Between cleanup crews, confused footmen, Mira's containment wards, and a lone flamingo somehow involved in the mayhem, it had taken every ounce of palace protocol not to declare a state of frosting emergency.
Mochi, now cloaked in a too-small curtain-turned-cape, was being hustled through a side corridor by Rael and Mira.
"These things have their own gravitational pull!" she hissed, struggling to wedge her wings through a doorway. "I knocked over a duke, Rael. A duke!"
"You also obliterated the petit fours table," he muttered. "Lady Beatrice was still eating one."
"She should've ducked."
Two steps later, she tripped over her own wingtip and faceplanted into a priceless vase.
Mira stepped neatly over her, signing:
"You'll need training. Urgently."
"Training?" Mochi groaned from the floor. "Like… wing crunches? Glide drills? I didn't even pass fencing! How do I survive flight school?"
Training, Day One: Suffering. Day Two: Humiliation.
The palace gardens, now declared off-limits after sundown for "wing-related incidents," became Mochi's new stomping (and crashing) ground.
In just three days, she:
Collided with the Queen's topiary unicorn and accidentally beheaded it.
Disrupted the Royal Guard's midnight march by sweeping off every helmet.
Flew headfirst into a rose trellis and claimed it was intentional.
"I'm redefining aerodynamics!" she shouted from inside a hedge, leaves sticking out of her hair, as Rael attempted to drag her out.
"You're going to redefine gravity," he muttered, "by losing to it."
Mira, perched on a garden bench like an immovable statue of logic, signed:
"Worse fates than being a bird-girl with aerial superiority."

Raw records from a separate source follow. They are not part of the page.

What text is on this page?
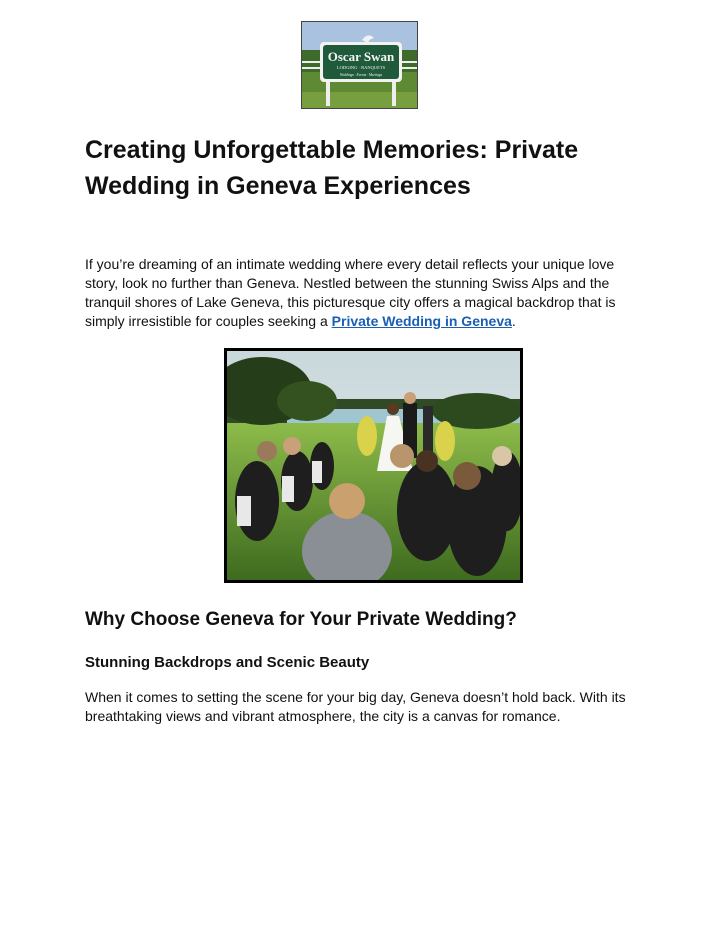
Oscar Swan
LODGING · BANQUETS
Weddings · Events · Meetings
Creating Unforgettable Memories: Private Wedding in Geneva Experiences

If you’re dreaming of an intimate wedding where every detail reflects your unique love story, look no further than Geneva. Nestled between the stunning Swiss Alps and the tranquil shores of Lake Geneva, this picturesque city offers a magical backdrop that is simply irresistible for couples seeking a Private Wedding in Geneva.

Why Choose Geneva for Your Private Wedding?
Stunning Backdrops and Scenic Beauty

When it comes to setting the scene for your big day, Geneva doesn’t hold back. With its breathtaking views and vibrant atmosphere, the city is a canvas for romance.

Mochi groaned and rubbed her sore shoulder. "Yeah, well… bird-girls don't get ballroom invitations."
Rael paused. "Do you… want to be an ordinary girl again?"
She hesitated.
"I mean… I want my thumbs back, sure. But…" She glanced at her wings. "I liked flying. And the squirrels gave me a pinecone medal."
Mira gently tugged her sleeve and signed:
"The wish worked. But fate always adds a twist."
Elsewhere...
Far below the noble quarters, in a salon dusted with powdered sugar, Lady Petronella von Butterfrost glared into a flickering crème brûlée like it was a crystal ball.
"She won," she hissed. "She returned. She flew."
A trembling servant pushed a croissant toward her.
"I demand vengeance," Petronella declared. "A duel. No—a bake-off. With stakes."
The croissant growled.
The servant blinked. "…Did your breakfast just snarl?"
Petronella grinned. "It's ready."
From the shadows, her Croissant Golem flexed its golden, flaky arms.
Back at the Castle…
On the tallest balcony, wind tousling their hair, moonlight casting silver over her wings, Mochi and Rael sat in thoughtful silence.
"You're not a swan anymore," Rael said softly. "But you're not… not a swan either."
Mochi smiled, slowly.
"Maybe I'm something new."
She flapped once—just once—and lifted gently off the stone. She hovered, breathless, wings shimmering.
Rael grinned. "You're going to crash again, aren't you?"
"Oh, definitely," she called back joyfully—then launched herself into the air with a triumphant whoop.
And crashed into the royal flagpole.